LA BOMBE À RETARDEMENT DU VIH
Selon l'ONUSIDA, 6,6 millions de personnes supplémentaires pourraient être infectées d'ici 2029 si le déficit de financement n'est pas comblé

L'ONU s'inquiète de la fin de l'USAID dans la lutte contre le VIH/SIDA. D’ici à 2029, si le déficit de financement n'est pas comblé, 6,6 millions de personnes supplémentaires pourraient être infectées en raison de la perte du plus grand donateur mondial, responsable de 73% de l'ensemble des ressources internationales consacrées à la riposte au sida.
A l'occasion de la 4e Conférence internationale sur le financement du développement (FFD4), Winnie Byanyima, directrice exécutive de l'ONUSIDA, a déclaré aux journalistes que les coupes budgétaires dans le domaine du développement international mettaient en péril la riposte au sida. Mme Byanyima a indiqué qu'en 2024, le nombre de décès liés au sida s'élevait à 630 000 pour l'année. Et dans quatre ans, il pourrait atteindre 4,2 millions. «On voit qu'une pandémie en déclin pourrait ressurgir. La crise est réelle, elle est ressentie dans le monde entier», a-t-elle ajouté. .
L'ONUSIDA exhorte les pays donateurs à maintenir le cap d'une transition progressive. Les dirigeants doivent aller au-delà des conceptions traditionnelles du financement de la santé et du développement et adopter la justice en matière de dette, la justice fiscale, la justice en matière de propriété intellectuelle et l'investissement public mondial. Elle a déclaré : «Aujourd'hui, le poids de l'évasion fiscale et d'autres abus fiscaux privent l'Afrique de 2,5 fois plus d'argent qu'elle n'en reçoit par l'intermédiaire de l'aide».
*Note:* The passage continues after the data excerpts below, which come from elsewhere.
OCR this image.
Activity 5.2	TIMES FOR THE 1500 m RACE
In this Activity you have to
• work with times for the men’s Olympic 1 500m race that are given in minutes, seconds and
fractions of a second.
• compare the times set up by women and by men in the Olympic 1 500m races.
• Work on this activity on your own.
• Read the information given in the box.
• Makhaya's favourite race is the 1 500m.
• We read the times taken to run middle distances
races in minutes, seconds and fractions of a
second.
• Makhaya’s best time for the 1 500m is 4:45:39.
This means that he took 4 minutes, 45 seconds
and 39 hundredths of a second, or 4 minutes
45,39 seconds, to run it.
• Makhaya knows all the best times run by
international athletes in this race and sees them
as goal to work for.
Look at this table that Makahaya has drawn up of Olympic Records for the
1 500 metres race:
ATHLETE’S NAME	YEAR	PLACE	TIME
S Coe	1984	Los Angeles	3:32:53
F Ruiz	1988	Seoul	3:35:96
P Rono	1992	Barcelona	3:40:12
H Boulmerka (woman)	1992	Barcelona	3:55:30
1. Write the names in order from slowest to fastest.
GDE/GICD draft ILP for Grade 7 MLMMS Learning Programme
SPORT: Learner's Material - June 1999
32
Un choc comparable à une pandémie ou une guerre
Selon les scientifiques, la fin des soutiens américains, décidée au début du mandat de Donald Trump, «risque d'interrompre brutalement, voire d'inverser deux décennies de progrès pour la santé des populations vulnérables», explique Davide Rasella, l'un des coauteurs de l'étude et chercheur au Barcelona Institute for Global Health, cité dans un communiqué. Pour de nombreux pays à revenu faible ou intermédiaire, «le choc qui en résulterait serait d'une ampleur comparable à celle d'une pandémie mondiale ou d'un conflit armé majeur». Pour parvenir à de telles conclusions, les auteurs de l'étude ont examiné les données de 133 pays. Cet examen, préalable à leur modélisation des effets de la fin de l'USAID, leur a permis d'estimer rétrospectivement que les programmes financés par l'agence américaine avaient permis d'éviter 91 millions de décès dans les pays à faible revenu et à revenu intermédiaire entre 2001 et 2021. Les programmes soutenus par l'USAID ont notamment été liés à une diminution de 15% des décès, toutes causes confondues, ont calculé ces chercheurs. Pour les enfants de moins de cinq ans, la baisse des décès a été deux fois plus importante (32%). L'impact le plus fort de cette aide a été observé pour des maladies évitables. La mortalité due au VIH/SIDA a ainsi été réduite de 74%, celle du paludisme de 53% et celle des maladies tropicales négligées de 51% dans les pays bénéficiaires du niveau d'aide le plus élevé par rapport à ceux avec peu ou pas de financement de l'USAID, selon l'étude.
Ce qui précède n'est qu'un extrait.